Pierre Berini “We reduced carbon dioxide, a greenhouse gas, to solid carbon on a nanostructured silver substrate illuminated with green lights, without any other reagents. Energetic electrons excited by a green light on the silver surface transfer to carbon dioxide molecules and initiate dissociation. Photoluminescence is also a process that produces intense yellow light from carbon deposits.

This photo shows light emission. It is a process called photoluminescence. The light comes from solid carbon formed on a silver nanostructure. It is illuminated by green light. Credit: University of Ottawa. OSA Optica

How did these conclusions come about?

Jaspreet Wila: We used a technique called Raman Scattering to monitor the reaction in real-time to see which products were forming. We were surprised to see signs of carbon formation on the surface and bright, visible yellow light from the sample.

Why is it important?

Pierre Berini “Recently, there has been a lot of global research to develop technologies that can convert CO2 using visible lighting. This work proves that it is possible to create light-emitting solid carbon.

How can this discovery be applied to our daily lives?

Jaspreet Wialia: “This path for reagentless CO 2 reduction of light emitting carbon will be of interest to those involved in developing and applying industrial-scale catalytic processes and light-emitting metasurfaces.”

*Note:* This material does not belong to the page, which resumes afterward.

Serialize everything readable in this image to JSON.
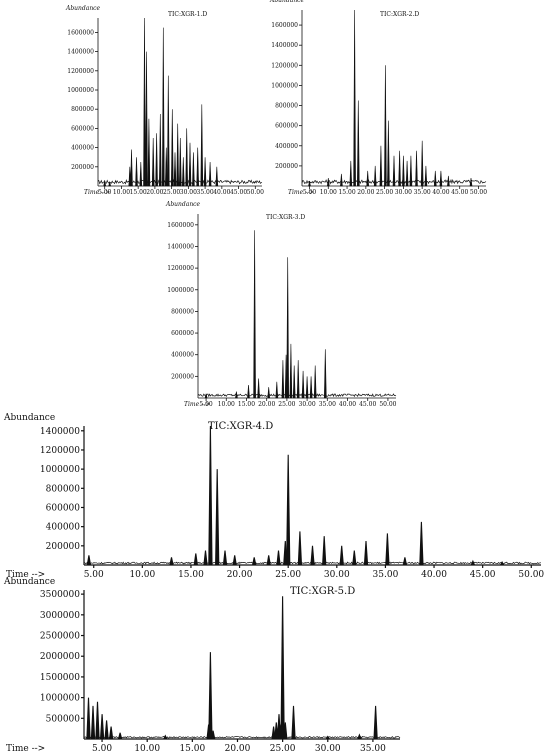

“Consequently, concerning the creation of carbon directly from CO2 gas, my findings will affect research involving plasma-assisted reactions. I expect the emergence of applications in the oil-and-gas industries, where catalytic conversions involving carbon-based compounds are a key focus area.

“Next-generation reactions that involve CO2 light could also result in other valuable outcomes such as artificial photosynthesis. The light-emitting component of our discovery could allow for light control and manipulation at nanoscales and the possibility of flat light sources. Catalysis is also possible using nanostructured carbon.

“Finally, the wavelength (or color) of light emitted by carbon dots on a surface of silver could be highly sensitive to the surrounding environment. This makes it an attractive platform for pollutant detection, such as lead.

Do you have any suggestions?

Pierre Berini “We have discovered how to create solid carbon deposits that emit light” “out of thick Air,” thanks to the light-assisted conversion of CO 2 gas driven with energetic electrons. This project was driven entirely by curiosity and had no expectations. It also benefited from close collaboration with Sabaa Rashid, Graham Killaire, Professors Fabio Variola, and Arnaud Youck.